The seven stories in this collection are brilliant examples of the bizarre and wholly unexpected world that Roald Dahl, ‘that great magician’ (Spectator), made his own. It includes not only the trademark dark humour and other-worldly goings-on of ‘The Swan’ and ‘The Boy Who Talked With Animals’, but also a fascinating short essay on how he started writing, his first-ever story, ‘A Piece of Cake’, and the delightfully surprising title tale of a rich young idler who develops a most remarkable ability. Reading them, you’ll find that people are far stranger than you could possibly have suspected …
Roald Dahl’s voice is one that calls me straight back to my childhood and doesn’t let me go until his stories have finished with me. I adored this man’s works when I was younger. I read them countless times. As an adult, I have sometimes wondered what I would think, whether his bias against many members of society would affect my perception of his work. I am usually adept at pushing this aside. While such views are clearly, clearly wrong and probably adults should introduce these facets into discussion with children, it would be useless to forget the past and ignore the fact that Roald Dahl’s beliefs were shared by many. With this in mind, I greatly enjoyed this collection of short stories.
Actually, my least favorite story was probably the title tale. This one follows Henry Sugar, essentially a wastrel, to his discovery of a little blue book which contains an extraordinary story about a man who develops the ability to see somehow without his eyes, but through sustained and focused concentration. Henry learns this skill himself in order to become more successful at gambling, but when money is easy, he learns that there is more in the world he should be fighting for.

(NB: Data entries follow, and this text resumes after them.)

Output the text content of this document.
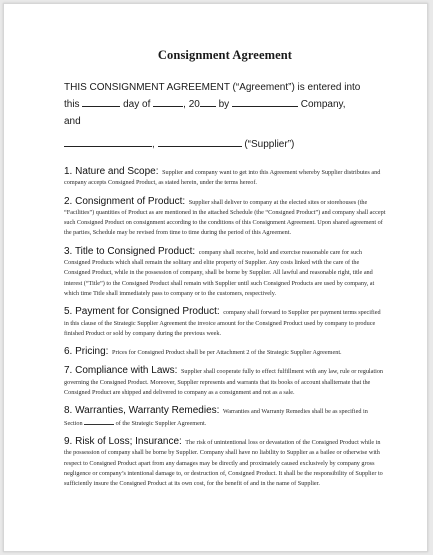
Consignment Agreement
THIS CONSIGNMENT AGREEMENT (“Agreement”) is entered into
this	day of	, 20 by	Company,
and
,	(“Supplier”)

1. Nature and Scope: Supplier and company want to get into this Agreement whereby Supplier distributes and company accepts Consigned Product, as stated herein, under the terms hereof.

2. Consignment of Product: Supplier shall deliver to company at the elected sites or storehouses (the “Facilities”) quantities of Product as are mentioned in the attached Schedule (the “Consigned Product”) and company shall accept such Consigned Product on consignment according to the conditions of this Consignment Agreement. Upon shared agreement of the parties, Schedule may be revised from time to time during the period of this Agreement.

3. Title to Consigned Product: company shall receive, hold and exercise reasonable care for such Consigned Products which shall remain the solitary and elite property of Supplier. Any costs linked with the care of the Consigned Product, while in the possession of company, shall be borne by Supplier. All lawful and reasonable right, title and interest (“Title”) to the Consigned Product shall remain with Supplier until such Consigned Products are used by company, at which time Title shall immediately pass to company or to the customers, respectively.

5. Payment for Consigned Product: company shall forward to Supplier per payment terms specified in this clause of the Strategic Supplier Agreement the invoice amount for the Consigned Product used by company to produce finished Product or sold by company during the previous week.

6. Pricing: Prices for Consigned Product shall be per Attachment 2 of the Strategic Supplier Agreement.

7. Compliance with Laws: Supplier shall cooperate fully to effect fulfillment with any law, rule or regulation governing the Consigned Product. Moreover, Supplier represents and warrants that its books of account shallternate that the Consigned Product are shipped and delivered to company as a consignment and not as a sale.

8. Warranties, Warranty Remedies: Warranties and Warranty Remedies shall be as specified in Section	of the Strategic Supplier Agreement.

9. Risk of Loss; Insurance: The risk of unintentional loss or devastation of the Consigned Product while in the possession of company shall be borne by Supplier. Company shall have no liability to Supplier as a bailee or otherwise with respect to Consigned Product apart from any damages may be directly and proximately caused exclusively by company gross negligence or company’s intentional damage to, or destruction of, Consigned Product. It shall be the responsibility of Supplier to sufficiently insure the Consigned Product at its own cost, for the benefit of and in the name of Supplier.
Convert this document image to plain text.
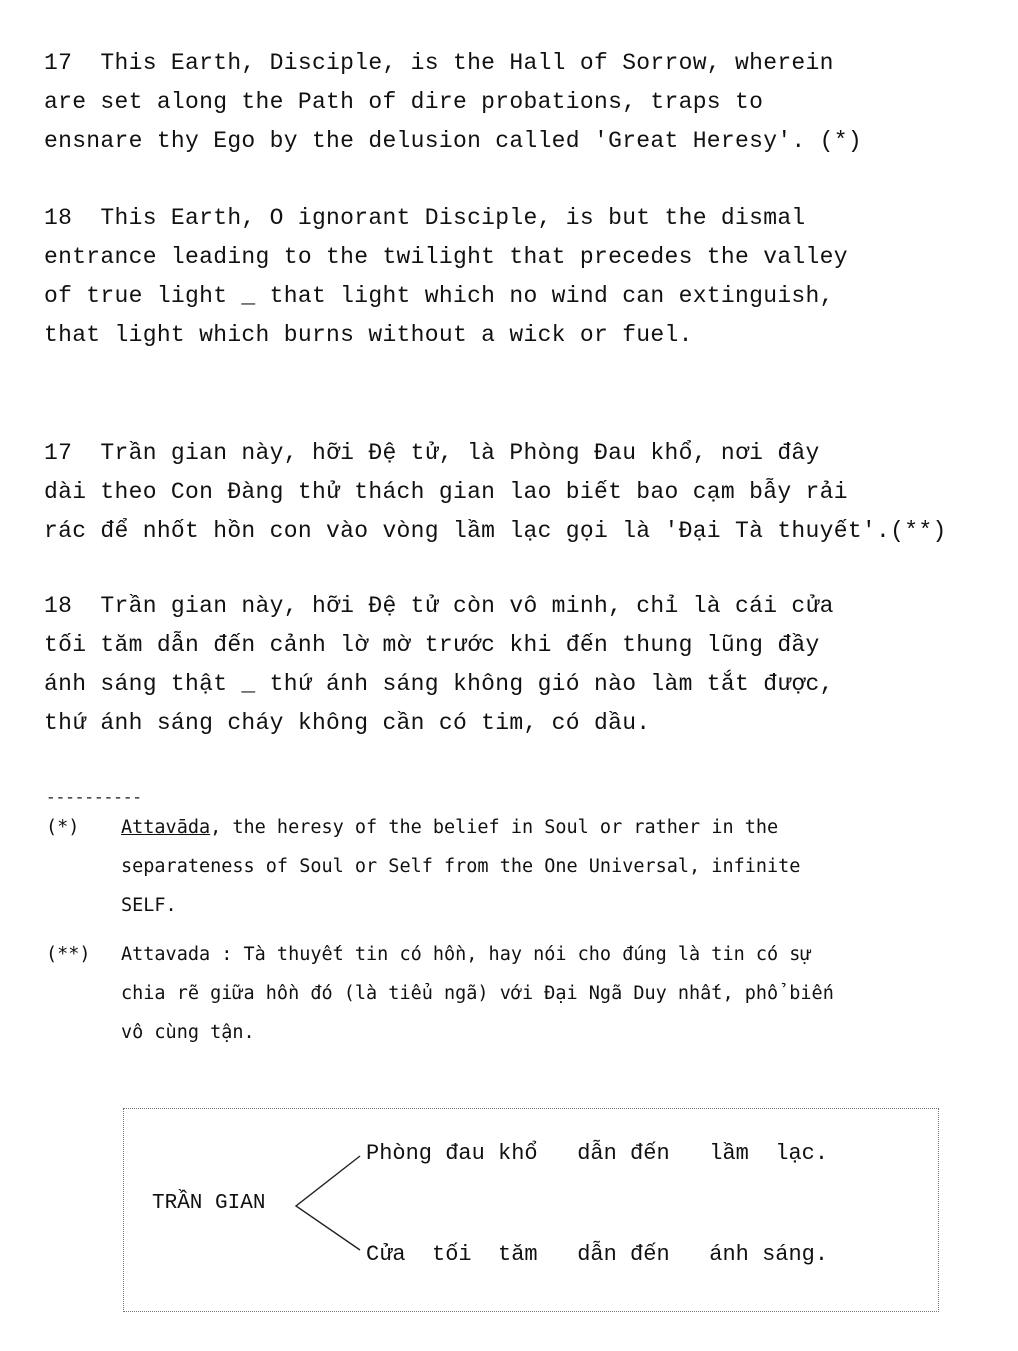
17  This Earth, Disciple, is the Hall of Sorrow, wherein
are set along the Path of dire probations, traps to
ensnare thy Ego by the delusion called 'Great Heresy'. (*)

18  This Earth, O ignorant Disciple, is but the dismal
entrance leading to the twilight that precedes the valley
of true light _ that light which no wind can extinguish,
that light which burns without a wick or fuel.

17  Trần gian này, hỡi Đệ tử, là Phòng Đau khổ, nơi đây
dài theo Con Đàng thử thách gian lao biết bao cạm bẫy rải
rác để nhốt hồn con vào vòng lầm lạc gọi là 'Đại Tà thuyết'.(**)

18  Trần gian này, hỡi Đệ tử còn vô minh, chỉ là cái cửa
tối tăm dẫn đến cảnh lờ mờ trước khi đến thung lũng đầy
ánh sáng thật _ thứ ánh sáng không gió nào làm tắt được,
thứ ánh sáng cháy không cần có tim, có dầu.

----------
(*) Attavāda, the heresy of the belief in Soul or rather in the
separateness of Soul or Self from the One Universal, infinite
SELF.
(**) Attavada : Tà thuyết tin có hồn, hay nói cho đúng là tin có sự
chia rẽ giữa hồn đó (là tiểu ngã) với Đại Ngã Duy nhất, phổ biến
vô cùng tận.
TRẦN GIAN
Phòng đau khổ   dẫn đến   lầm  lạc.
Cửa  tối  tăm   dẫn đến   ánh sáng.
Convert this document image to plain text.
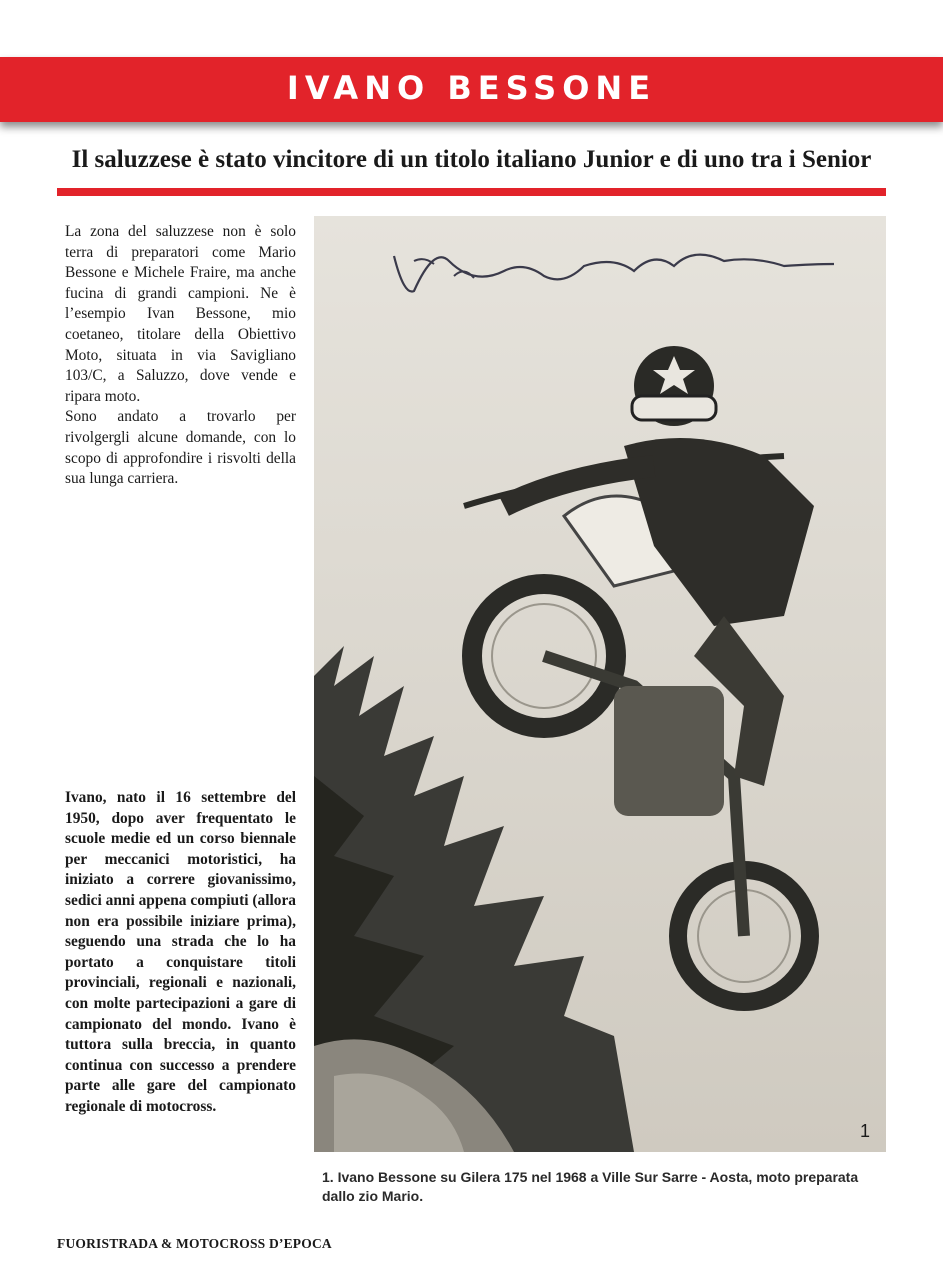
IVANO BESSONE
Il saluzzese è stato vincitore di un titolo italiano Junior e di uno tra i Senior

La zona del saluzzese non è solo terra di preparatori come Mario Bessone e Michele Fraire, ma anche fucina di grandi campioni. Ne è l’esempio Ivan Bessone, mio coetaneo, titolare della Obiettivo Moto, situata in via Savigliano 103/C, a Saluzzo, dove vende e ripara moto.
Sono andato a trovarlo per rivolgergli alcune domande, con lo scopo di approfondire i risvolti della sua lunga carriera.

1

Ivano, nato il 16 settembre del 1950, dopo aver frequentato le scuole medie ed un corso biennale per meccanici motoristici, ha iniziato a correre giovanissimo, sedici anni appena compiuti (allora non era possibile iniziare prima), seguendo una strada che lo ha portato a conquistare titoli provinciali, regionali e nazionali, con molte partecipazioni a gare di campionato del mondo. Ivano è tuttora sulla breccia, in quanto continua con successo a prendere parte alle gare del campionato regionale di motocross.

1. Ivano Bessone su Gilera 175 nel 1968 a Ville Sur Sarre - Aosta, moto preparata dallo zio Mario.

FUORISTRADA & MOTOCROSS D’EPOCA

I don’t know, but I just wasn’t really crazy about the story. I didn’t feel that Henry really redeemed himself or was any different at the end. I didn’t mind the magical aspects, indeed I expected them from Dahl, so it was mostly just his character that got to me.
I enjoyed the rest of the stories though. I really loved Dahl’s essay on how he became a writer and his first short story. I knew most of his history, but I haven’t read Boy or Going Solo for at least 10 years. I love the way he tells his personal history and this was no exception. The way that he backed into writing is fascinating and makes me think of what we would have missed out on had he never managed to find his way. I love the way he tells history, too. I think it adds a more personal touch to the British history which I am so fascinated by. All this time I loved memoirs and when I was a kid, I didn’t even know what I was reading!
This review has become more of an ode to Roald Dahl than a review. To be honest, these stories are mostly not his best work. They don’t quite match up to his novels for kids. (I’m not sure I want to go into his novels for adults. I’m quite happy compartmentalizing him in the happy childhood box of my brain considering what I’ve heard. ) Still, they are entertaining and were a wonderful nostalgia trip for me. If you loved Roald Dahl’s books, you will probably love these stories, too.